Last week, the U.S. Dept. of Education finally passed a somewhat compromised rule aimed at reining in for-profit colleges by penalizing them if too many of their graduates failed to succeed. But even that flawed rule is too much for a group representing for-profit colleges, which labeled it “arbitrary and irrational” in a lawsuit seeking to block it.
The Association of Private Sector Colleges and Universities filed a 77-page lawsuit [PDF] asking a federal judge to strike down the gainful employment rule that threatens to take away for-profit college’s access to federal student aid if they can’t prove they provide students with adequate tools to find employment.
APSCU claims in the lawsuit – which names Secretary of Education Arne Duncan as a co-defendant – that the rule is “unlawful, arbitrary and irrational and will needlessly harm millions of students who attend private-sector colleges and universities.”
For-profit colleges, which receive about 90% of their funding from student aid, have continually come under scrutiny for failing to demonstrate that students could find gainful employment in the fields in which they had been trained.
The schools have been criticized for failing to provide sufficient education and guidance to students who are then stuck without jobs and without the ability to pay back student loans.

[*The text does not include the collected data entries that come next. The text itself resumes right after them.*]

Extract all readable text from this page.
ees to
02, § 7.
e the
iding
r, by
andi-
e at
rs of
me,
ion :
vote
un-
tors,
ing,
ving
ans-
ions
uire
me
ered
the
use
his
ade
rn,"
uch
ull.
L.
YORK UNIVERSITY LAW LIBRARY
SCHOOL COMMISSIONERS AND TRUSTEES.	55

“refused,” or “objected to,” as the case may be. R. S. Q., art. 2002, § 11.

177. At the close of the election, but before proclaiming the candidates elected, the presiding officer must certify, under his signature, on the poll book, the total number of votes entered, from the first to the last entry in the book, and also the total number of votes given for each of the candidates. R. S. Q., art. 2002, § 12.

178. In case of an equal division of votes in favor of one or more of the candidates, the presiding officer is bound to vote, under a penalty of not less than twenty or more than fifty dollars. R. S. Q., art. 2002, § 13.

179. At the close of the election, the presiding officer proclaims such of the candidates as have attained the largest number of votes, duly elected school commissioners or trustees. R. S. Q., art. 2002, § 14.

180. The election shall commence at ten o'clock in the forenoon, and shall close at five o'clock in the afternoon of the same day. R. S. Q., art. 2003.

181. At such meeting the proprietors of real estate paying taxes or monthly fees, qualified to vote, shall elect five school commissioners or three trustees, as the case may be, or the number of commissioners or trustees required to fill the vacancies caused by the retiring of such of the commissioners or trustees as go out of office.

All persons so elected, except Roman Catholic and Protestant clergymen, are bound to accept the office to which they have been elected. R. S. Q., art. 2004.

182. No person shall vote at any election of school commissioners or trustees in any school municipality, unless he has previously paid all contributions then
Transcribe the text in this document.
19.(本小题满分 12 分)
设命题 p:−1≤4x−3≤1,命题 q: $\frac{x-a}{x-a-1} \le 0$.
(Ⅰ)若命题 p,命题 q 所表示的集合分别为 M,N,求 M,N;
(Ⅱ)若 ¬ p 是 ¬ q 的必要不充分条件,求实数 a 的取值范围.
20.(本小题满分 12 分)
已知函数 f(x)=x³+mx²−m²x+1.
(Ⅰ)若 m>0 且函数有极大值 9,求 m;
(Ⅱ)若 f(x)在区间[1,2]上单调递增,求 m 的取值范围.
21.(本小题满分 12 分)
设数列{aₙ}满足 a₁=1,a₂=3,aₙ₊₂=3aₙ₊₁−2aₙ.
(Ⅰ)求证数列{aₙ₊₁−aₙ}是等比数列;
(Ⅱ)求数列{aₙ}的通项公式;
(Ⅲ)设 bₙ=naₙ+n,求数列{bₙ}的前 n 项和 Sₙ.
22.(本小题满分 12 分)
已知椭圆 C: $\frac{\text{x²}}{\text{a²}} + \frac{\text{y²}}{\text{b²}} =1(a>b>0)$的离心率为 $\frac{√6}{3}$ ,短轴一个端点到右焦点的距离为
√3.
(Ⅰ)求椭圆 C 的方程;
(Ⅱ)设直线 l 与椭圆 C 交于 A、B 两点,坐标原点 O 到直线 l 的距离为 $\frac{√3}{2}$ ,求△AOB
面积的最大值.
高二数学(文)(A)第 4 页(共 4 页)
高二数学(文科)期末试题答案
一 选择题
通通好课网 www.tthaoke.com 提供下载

In fact, a 2012 Dept. of Education report found that more than 1-in-5 for-profit college graduates default on their student loans.
The suit calls into question the Department’s central feature of the regulation – a test to determine if a school has provided adequate tools for students to find employment – saying it “lacked reasoned basis.”
“The Department has since conceded that there was no reasoned basis for its loan repayment rate test, admitting that it ‘has found no expert studies or industry practice,’ nor any other alternative support or arguments in support of a threshold,” the suit states.
Under the new rules [PDF], for-profit colleges will be at risk of losing their federal aid should a typical graduate’s annual loan repayments exceed 20% of their discretionary income, or 8% of their total earnings.
Discretionary income is defined as above 150% of the poverty line and applies to what can be put towards non-necessities.
So for example, say the typical recent graduate of a career education program earns $25,000. That student would need to average annual student loan payments less than $2,000, or the school would be at risk for losing federal financial aid.
According to the government, about 1,400 programs serving more than 840,000 students would not pass the new accountability standards set forth in the finalized rules, but ASPCU says those finding are unsubstantiated.
The complaint alleges that the Department’s rule-making process was marred by “well-substantiated allegations of bias and misconduct that led several Members of Congress to accuse the Department of bad faith.”
ASPCU argues that the rule would do more to hurt the very students it seeks to protect by unfairly targeting colleges that cater low-income, demographically diverse students.
“The regulations impose massive disincentives on private sector schools that currently seek to educate low-income, minority, and other traditionally underserved student populations, because, as an historical matter, those demographics are widely recognized as most at risk of failing the Department’s arbitrary test,” the complaint states. “Thus, instead of increasing the availability of higher education, the Department’s regulations will limit educational opportunities for traditionally underserved groups—leaving those students with diminished access to higher education and potentially causing them to forgo postsecondary education altogether.”
The group also argues that the rule exceeds the Education Department’s authority, isn’t a product of “reasoned decision making” and violates college officials’ free speech by compelling them to “utter non-factual and highly controversial statements.”
Attempts to stop the new regulations from taking effect next July 1 come with little surprise, as previous gainful employment rules were met with fierce opposition from for-profit college interest groups.
In fact, in 2011 ASPCU successfully challenged the original rule with a court agreeing with the group’s argument that one of the standards in the rule didn’t show whether for-profits had prepared students for the workforce.